The hidden value of digital free goods

James Surowiecki frames the Twitter IPO frenzy in the context of perhaps the most important unanswered economic question of today: How do we value the part of the economy that is free? How, exactly, do we find $24 billion in just $535 million revenue and 30 million active users?

Surowiecki points out that the measurements of value we place on digital goods (Twitter, Facebook, Skype) do not equate with our primary measuring stick for the overall nation's economic health: the GDP. 

The basic assumption is simple: the more stuff we’re producing for sale, the better off we are. In the industrial age, this was a reasonable assumption, but in the digital economy that picture gets a lot fuzzier, since so much of what’s being produced is available free. You may think that Wikipedia, Twitter, Snapchat, Google Maps, and so on are valuable. But, as far as G.D.P. is concerned, they barely exist. The M.I.T. economist Erik Brynjolfsson points out that, according to government statistics, the “information sector” of the economy—which includes publishing, software, data services, and telecom—has barely grown since the late eighties, even though we’ve seen an explosion in the amount of information and data that individuals and businesses consume. 

Advertising revenue accounts for only one side of the coin - the business-end value of a digital service, and not the consumer facing value. What are the implications when we forego the parts of the internet that are free? Workarounds like time spent online (a metric developed by economists) get closer to a solution. In one case Surowiecki makes, open-sourced web tools democratize ecommerce. And in turn, this begets a rising welfare. But the back-end calculation is a lowering GDP compared to a world where Microsoft's server software has a pricetag that small business owners have to pay in order to use the service. In another example, digital innovation actually shrinks GDP: Skype has reduced the amount of money that people spend on international calls, and free smartphone apps are replacing stand-alone devices that once generated billions in sales (think Garmin vs Google Maps). 

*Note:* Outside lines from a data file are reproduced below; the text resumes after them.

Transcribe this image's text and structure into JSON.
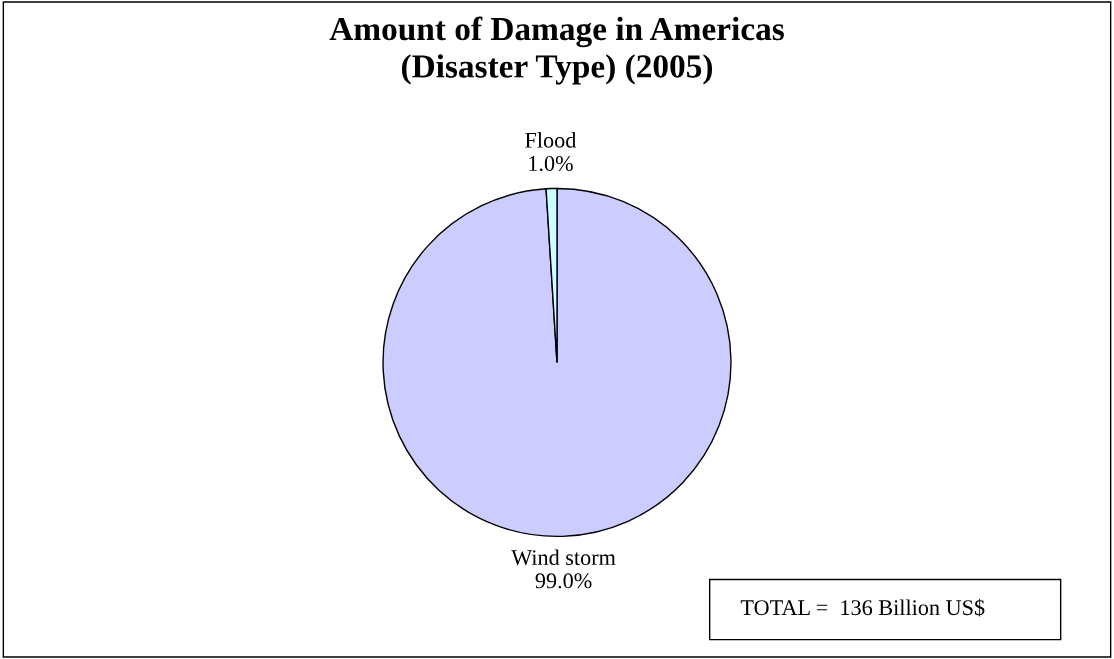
{
  "chart_data": {
    "type": "pie",
    "title": "Amount of Damage in Americas\n(Disaster Type) (2005)",
    "categories": [
      "Wind storm",
      "Flood"
    ],
    "values": [
      99.0,
      1.0
    ],
    "colors": [
      "#ccccff",
      "#ccffff"
    ],
    "value_labels": [
      "99.0%",
      "1.0%"
    ],
    "annotations": [
      "TOTAL =  136 Billion US$"
    ],
    "legend": false
  }
}
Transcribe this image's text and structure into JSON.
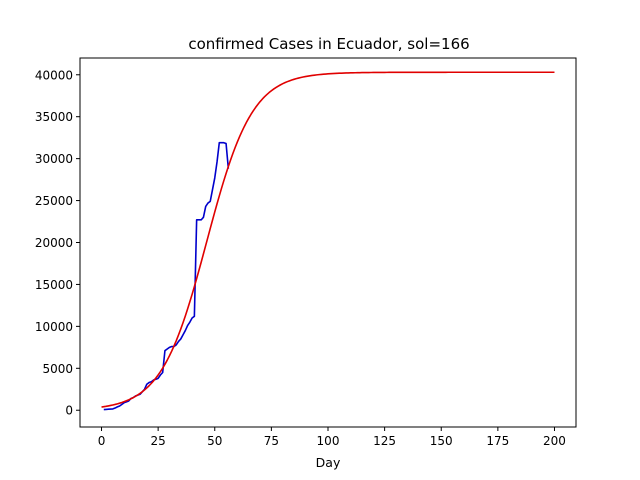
{
  "chart_data": {
    "type": "line",
    "title": "confirmed Cases in Ecuador, sol=166",
    "xlabel": "Day",
    "ylabel": "",
    "xlim": [
      -9.5,
      209.5
    ],
    "ylim": [
      -2000,
      42000
    ],
    "xticks": [
      0,
      25,
      50,
      75,
      100,
      125,
      150,
      175,
      200
    ],
    "yticks": [
      0,
      5000,
      10000,
      15000,
      20000,
      25000,
      30000,
      35000,
      40000
    ],
    "grid": false,
    "series": [
      {
        "color": "#0000cc",
        "style": "data",
        "x": [
          1,
          2,
          3,
          4,
          5,
          6,
          7,
          8,
          9,
          10,
          11,
          12,
          13,
          14,
          15,
          16,
          17,
          18,
          19,
          20,
          21,
          22,
          23,
          24,
          25,
          26,
          27,
          28,
          29,
          30,
          31,
          32,
          33,
          34,
          35,
          36,
          37,
          38,
          39,
          40,
          41,
          42,
          43,
          44,
          45,
          46,
          47,
          48,
          49,
          50,
          51,
          52,
          53,
          54,
          55,
          56
        ],
        "y": [
          80,
          100,
          120,
          140,
          160,
          260,
          400,
          500,
          700,
          900,
          1000,
          1100,
          1400,
          1500,
          1700,
          1800,
          1900,
          2200,
          2500,
          3100,
          3300,
          3400,
          3600,
          3700,
          3800,
          4200,
          4500,
          7100,
          7300,
          7500,
          7600,
          7600,
          7800,
          8200,
          8500,
          9000,
          9500,
          10100,
          10500,
          11000,
          11200,
          22700,
          22700,
          22700,
          23000,
          24300,
          24700,
          24900,
          26300,
          27700,
          29600,
          31900,
          31900,
          31900,
          31800,
          28800
        ]
      },
      {
        "color": "#e00000",
        "style": "fit",
        "model": "logistic",
        "capacity": 40300,
        "midpoint_day": 46.5,
        "rate": 0.1,
        "x_range": [
          0,
          200
        ]
      }
    ]
  }
}
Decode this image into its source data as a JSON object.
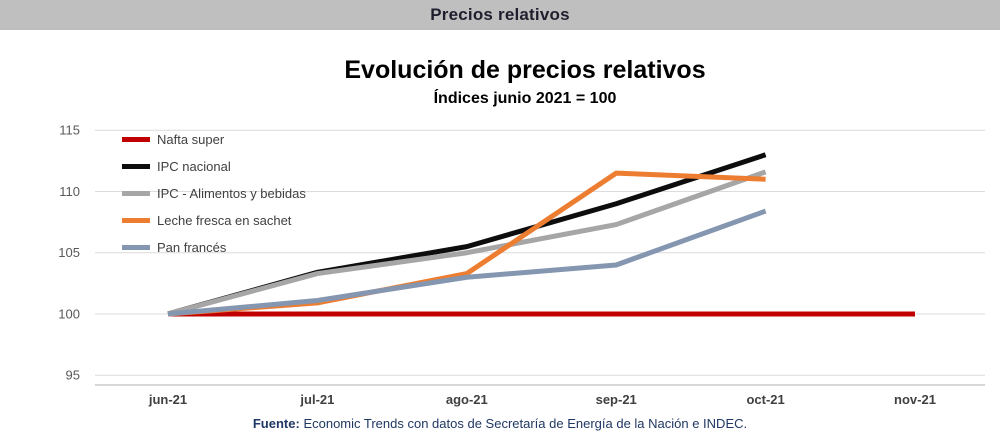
{
  "header": {
    "title": "Precios relativos"
  },
  "footer": {
    "source_label": "Fuente:",
    "source_text": "Economic Trends con datos de Secretaría de Energía de la Nación e INDEC."
  },
  "chart_data": {
    "type": "line",
    "title": "Evolución de precios relativos",
    "subtitle": "Índices junio 2021 = 100",
    "x_labels": [
      "jun-21",
      "jul-21",
      "ago-21",
      "sep-21",
      "oct-21",
      "nov-21"
    ],
    "y_ticks": [
      95,
      100,
      105,
      110,
      115
    ],
    "ylim": [
      94.2,
      116
    ],
    "grid": true,
    "legend_position": "top-left",
    "colors": {
      "grid": "#DCDCDC",
      "axis": "#BFBFBF",
      "y_tick_text": "#595959",
      "x_tick_text": "#404040"
    },
    "series": [
      {
        "name": "Nafta super",
        "color": "#C00000",
        "values": [
          100,
          100,
          100,
          100,
          100,
          100
        ]
      },
      {
        "name": "IPC nacional",
        "color": "#0D0D0D",
        "values": [
          100,
          103.4,
          105.5,
          109,
          113,
          null
        ]
      },
      {
        "name": "IPC - Alimentos y bebidas",
        "color": "#A6A6A6",
        "values": [
          100,
          103.3,
          105,
          107.3,
          111.6,
          null
        ]
      },
      {
        "name": "Leche fresca en sachet",
        "color": "#ED7D31",
        "values": [
          100,
          100.9,
          103.3,
          111.5,
          111,
          null
        ]
      },
      {
        "name": "Pan francés",
        "color": "#8496B0",
        "values": [
          100,
          101.1,
          103,
          104,
          108.4,
          null
        ]
      }
    ]
  }
}
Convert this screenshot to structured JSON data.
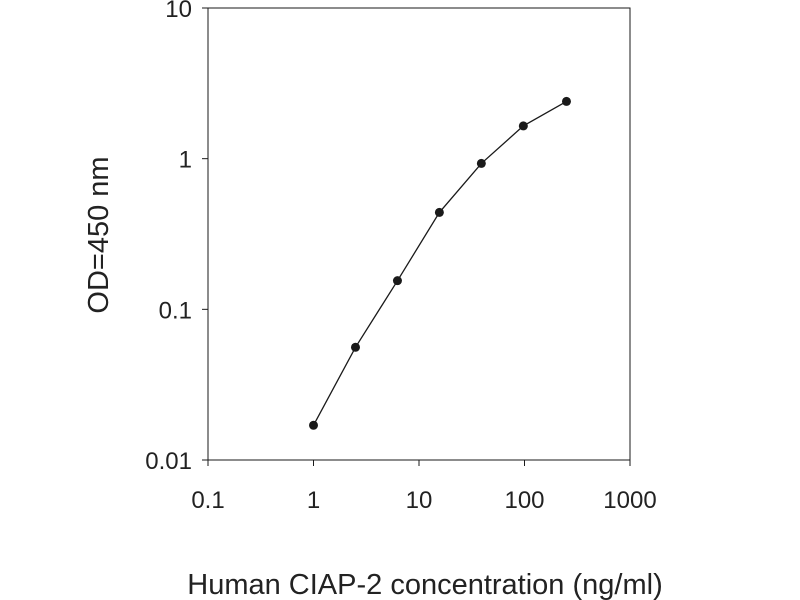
{
  "chart_data": {
    "type": "line",
    "title": "",
    "xlabel": "Human CIAP-2 concentration (ng/ml)",
    "ylabel": "OD=450 nm",
    "x_scale": "log",
    "y_scale": "log",
    "xlim": [
      0.1,
      1000
    ],
    "ylim": [
      0.01,
      10
    ],
    "x_ticks": [
      0.1,
      1,
      10,
      100,
      1000
    ],
    "x_tick_labels": [
      "0.1",
      "1",
      "10",
      "100",
      "1000"
    ],
    "y_ticks": [
      0.01,
      0.1,
      1,
      10
    ],
    "y_tick_labels": [
      "0.01",
      "0.1",
      "1",
      "10"
    ],
    "grid": false,
    "legend": "none",
    "series": [
      {
        "x": [
          1,
          2.5,
          6.25,
          15.6,
          39,
          97.5,
          250
        ],
        "y": [
          0.017,
          0.056,
          0.155,
          0.44,
          0.93,
          1.65,
          2.4
        ],
        "color": "#1a1a1a",
        "marker": "circle"
      }
    ]
  }
}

The additional layer to Surowiecki's questions is how a miscalculated GDP affects emerging markets. As Google's Project Link brings high-speed fiber optic connectivity to Kampala, Uganda in 2014 we can expect the same economic measurement hiccups. And these hiccups hold larger table stakes in a much less developed environment like Africa. Whereas the United States experienced the digital age in a logical metered rollout (first came the mobile app marketplace, then Square, then Squarespace, and only then, the nomadic retail pop-up shop in Brooklyn), bringing the next billion people online brings all of these tools overnight. Like turning on a light switch, a huge population without access to some opportunities will now have access to the latest news, a tool to join in worldwide commerce, or a platform to create and contribute photos, video, and more. All great things no doubt. But the question of measurement will be tenfold the conundrum we've just seen with Twitter in the US. 

I plan on picking up Erik Brynjolfsson and Andrew McAfee's The Second Machine Age to get a better grasp at how we are/aren't collectively adjusting to the phenomenon.